Rui Rocha: "A maternidade é um dos fatores que dispara a desigualdade salarial entre homens e mulheres nas empresas"

A Máxima perguntou aos oito líderes partidários 10 questões sobre direitos das mulheres, feminismo e igualdade. As respostas do líder da Iniciativa Liberal (IL).

Foto: DR
06 de março de 2024 às 12:18 Joana Moreira

Quando foi a primeira vez que percebeu que havia desigualdade entre homens e mulheres? Considera-se feminista? O que pensa da existência de um Dia Internacional da Mulher?
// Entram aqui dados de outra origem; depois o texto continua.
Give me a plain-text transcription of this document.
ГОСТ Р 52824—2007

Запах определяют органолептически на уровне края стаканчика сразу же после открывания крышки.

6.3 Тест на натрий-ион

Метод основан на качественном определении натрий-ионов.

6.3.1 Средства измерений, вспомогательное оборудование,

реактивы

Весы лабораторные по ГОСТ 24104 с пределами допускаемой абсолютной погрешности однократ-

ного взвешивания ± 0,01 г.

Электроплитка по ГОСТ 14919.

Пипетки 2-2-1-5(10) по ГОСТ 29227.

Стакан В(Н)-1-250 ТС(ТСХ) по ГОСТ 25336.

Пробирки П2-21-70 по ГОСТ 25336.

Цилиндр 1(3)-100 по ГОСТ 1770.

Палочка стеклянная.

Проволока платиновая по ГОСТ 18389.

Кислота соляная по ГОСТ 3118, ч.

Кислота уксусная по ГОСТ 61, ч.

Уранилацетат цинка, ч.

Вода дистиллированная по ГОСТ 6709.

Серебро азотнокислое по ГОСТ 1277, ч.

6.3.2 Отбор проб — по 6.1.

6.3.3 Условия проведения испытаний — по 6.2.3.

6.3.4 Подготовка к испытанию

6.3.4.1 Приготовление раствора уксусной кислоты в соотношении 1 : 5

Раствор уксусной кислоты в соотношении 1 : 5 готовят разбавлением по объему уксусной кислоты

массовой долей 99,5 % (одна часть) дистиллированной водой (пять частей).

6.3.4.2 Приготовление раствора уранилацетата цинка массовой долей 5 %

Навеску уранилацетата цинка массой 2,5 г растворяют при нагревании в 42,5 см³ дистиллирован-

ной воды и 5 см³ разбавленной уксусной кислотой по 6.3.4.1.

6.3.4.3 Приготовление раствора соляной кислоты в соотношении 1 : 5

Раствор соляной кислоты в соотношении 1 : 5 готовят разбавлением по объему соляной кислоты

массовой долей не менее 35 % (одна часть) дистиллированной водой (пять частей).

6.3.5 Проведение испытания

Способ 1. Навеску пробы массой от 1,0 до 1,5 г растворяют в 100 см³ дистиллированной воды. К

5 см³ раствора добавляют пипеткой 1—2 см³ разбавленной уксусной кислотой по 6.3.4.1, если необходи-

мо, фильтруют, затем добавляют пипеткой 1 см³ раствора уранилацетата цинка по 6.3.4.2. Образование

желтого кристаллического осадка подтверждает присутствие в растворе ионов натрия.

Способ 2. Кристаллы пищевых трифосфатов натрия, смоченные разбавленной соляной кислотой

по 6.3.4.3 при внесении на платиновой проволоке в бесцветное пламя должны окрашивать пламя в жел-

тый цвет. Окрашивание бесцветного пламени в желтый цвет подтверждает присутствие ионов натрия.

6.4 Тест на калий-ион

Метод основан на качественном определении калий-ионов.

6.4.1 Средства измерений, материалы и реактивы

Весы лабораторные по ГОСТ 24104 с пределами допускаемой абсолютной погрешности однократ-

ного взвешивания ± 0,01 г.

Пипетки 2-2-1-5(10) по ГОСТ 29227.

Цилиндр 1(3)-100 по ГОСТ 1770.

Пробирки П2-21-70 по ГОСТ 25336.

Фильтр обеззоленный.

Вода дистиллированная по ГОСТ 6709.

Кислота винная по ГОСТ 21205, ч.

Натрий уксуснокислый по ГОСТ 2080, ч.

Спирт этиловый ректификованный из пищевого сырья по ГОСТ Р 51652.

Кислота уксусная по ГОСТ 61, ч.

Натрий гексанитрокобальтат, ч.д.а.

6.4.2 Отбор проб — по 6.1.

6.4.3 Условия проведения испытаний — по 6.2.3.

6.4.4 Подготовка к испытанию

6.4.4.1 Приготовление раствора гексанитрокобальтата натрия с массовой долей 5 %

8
A Máxima pediu aos candidatos que concorrem às eleições legislativas deste domingo que respondessem a um questionário sobre temas como a interrupção voluntária da gravidez, a eutanásia, ou a necessidade de um Ministério para a Igualdade.

Sem cronómetro ou a pressão do tempo, Inês Sousa-Real, Mariana Mortágua, Paulo Raimundo, Pedro Nuno Santos, Rui Rocha e Rui Tavares responderam, por escrito, às mesmas dez questões. Às portas das eleições legislativas, e em vésperas de celebrar o 8 de março, eis o que os líderes dos partidos com assento parlamentar têm a dizer — nas suas palavras.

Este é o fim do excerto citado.